Andrew Guard

2020 Fleurie 'Vieilles Vignes', Georges Descombes

Beaujolais in late January makes for an eerie landscape. The gray, cloudy skies are set against hectares of dead earth dotted with lines of stunted, gnarly vines, pruned down for the dormant stages of winter. In the morning, fog rolls over and down the hillsides and the wet clay sticks to your shoes with a vengence. It's a great time to see the stark differences between conventional and organic farming. Even in the cold of January, the vineyards of Georges Descombes have a bright, green ground cover with small flowers just beginning to bloom. His vines looked like they were still sleeping as the earth slowly wakes up. The conventional vineyards look just like the surface of the moon... This superb wine is from the famed Grille-Midi section of Fleurie - Yvon Metras has his vines here too. This has a super granite/floral nose that is very attractive, particularly the top notes of strawberries and violets. This is a super bottle; sweet, fresh, crunchy - perfect balance and super length.

I am excited to finally have the wines of Georges Descombes in my portfolio. He is the unofficial 5th member of the famed ‘Gang of Four’ (Marcel Lapierre, Jean Foillard, Jean-Paul Thévenet and Guy Breton) who shook things up in the late eighties by returning to the old practices of viticulture and vinification: starting with old vines, never using synthetic herbicides or pesticides, harvesting late, rigorously sorting to remove all but the healthiest grapes, adding minimal doses of sulfur dioxide or none at all, and disdaining chapitalization. Their wines have become world famous and each has his individual style.

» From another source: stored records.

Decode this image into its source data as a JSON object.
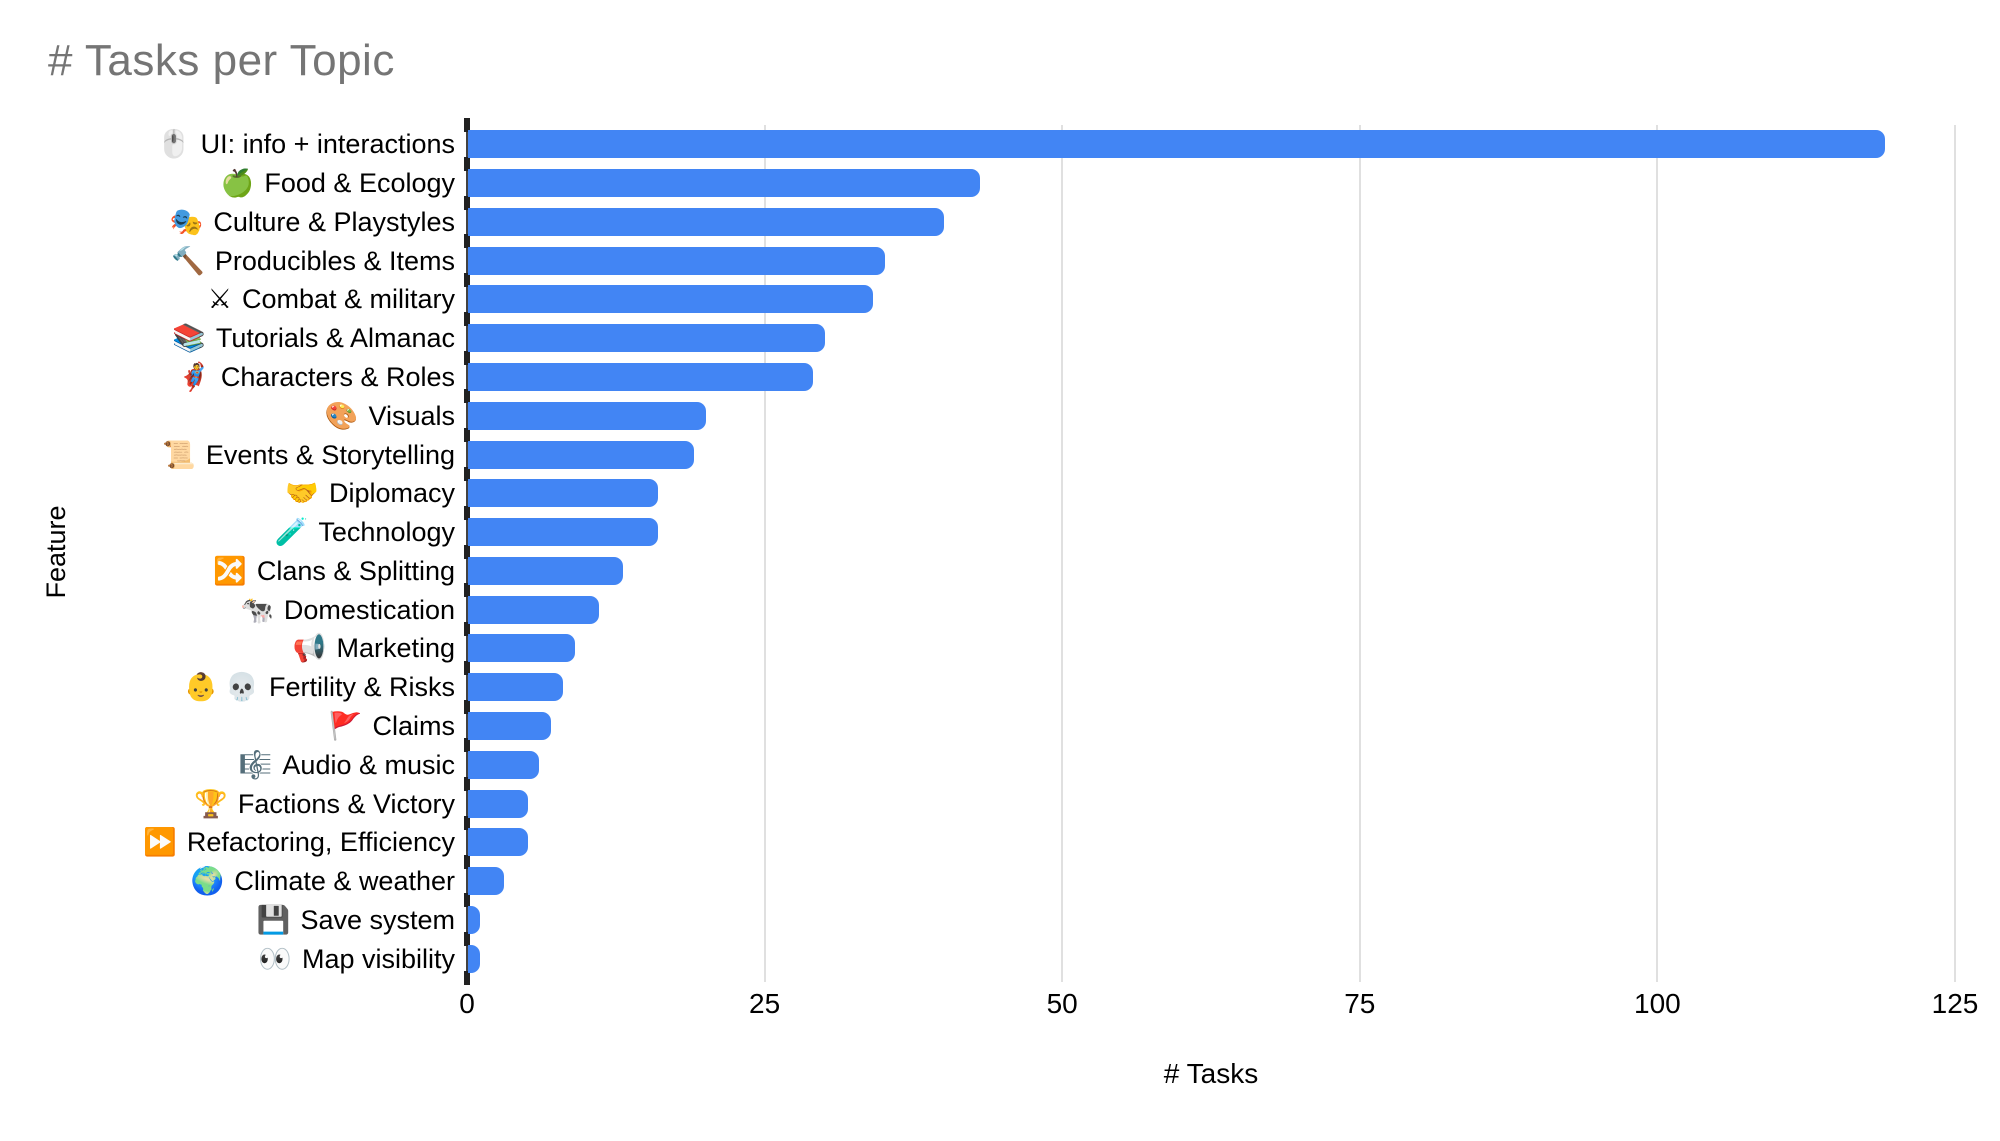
{
  "chart_data": {
    "type": "bar",
    "orientation": "horizontal",
    "title": "# Tasks per Topic",
    "xlabel": "# Tasks",
    "ylabel": "Feature",
    "xlim": [
      0,
      125
    ],
    "xticks": [
      0,
      25,
      50,
      75,
      100,
      125
    ],
    "grid": "vertical-light-gray",
    "legend": "none",
    "bar_color": "#4285f4",
    "gridline_color": "#e0e0e0",
    "title_color": "#757575",
    "categories": [
      {
        "icon": "🖱️",
        "label": "UI: info + interactions"
      },
      {
        "icon": "🍏",
        "label": "Food & Ecology"
      },
      {
        "icon": "🎭",
        "label": "Culture & Playstyles"
      },
      {
        "icon": "🔨",
        "label": "Producibles & Items"
      },
      {
        "icon": "⚔",
        "label": "Combat & military"
      },
      {
        "icon": "📚",
        "label": "Tutorials & Almanac"
      },
      {
        "icon": "🦸",
        "label": "Characters & Roles"
      },
      {
        "icon": "🎨",
        "label": "Visuals"
      },
      {
        "icon": "📜",
        "label": "Events & Storytelling"
      },
      {
        "icon": "🤝",
        "label": "Diplomacy"
      },
      {
        "icon": "🧪",
        "label": "Technology"
      },
      {
        "icon": "🔀",
        "label": "Clans & Splitting"
      },
      {
        "icon": "🐄",
        "label": "Domestication"
      },
      {
        "icon": "📢",
        "label": "Marketing"
      },
      {
        "icon": "👶 💀",
        "label": "Fertility & Risks"
      },
      {
        "icon": "🚩",
        "label": "Claims"
      },
      {
        "icon": "🎼",
        "label": "Audio & music"
      },
      {
        "icon": "🏆",
        "label": "Factions & Victory"
      },
      {
        "icon": "⏩",
        "label": "Refactoring, Efficiency"
      },
      {
        "icon": "🌍",
        "label": "Climate & weather"
      },
      {
        "icon": "💾",
        "label": "Save system"
      },
      {
        "icon": "👀",
        "label": "Map visibility"
      }
    ],
    "values": [
      119,
      43,
      40,
      35,
      34,
      30,
      29,
      20,
      19,
      16,
      16,
      13,
      11,
      9,
      8,
      7,
      6,
      5,
      5,
      3,
      1,
      1
    ]
  }
}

In the winery, he uses very little (or no) sulphur and eschews filtration. Where his style differs from his peers is that he leaves the must to undergo cold carbonic maceration for a whole 30 days. He then ages his wines for around a year (in barrels for the Vieilles Vignes) prior to bottling. Further extended ageing in bottle helps these natural wines to stabilise and develop. The resulting wines are amazingly fresh and mineral whilst having the structure to age.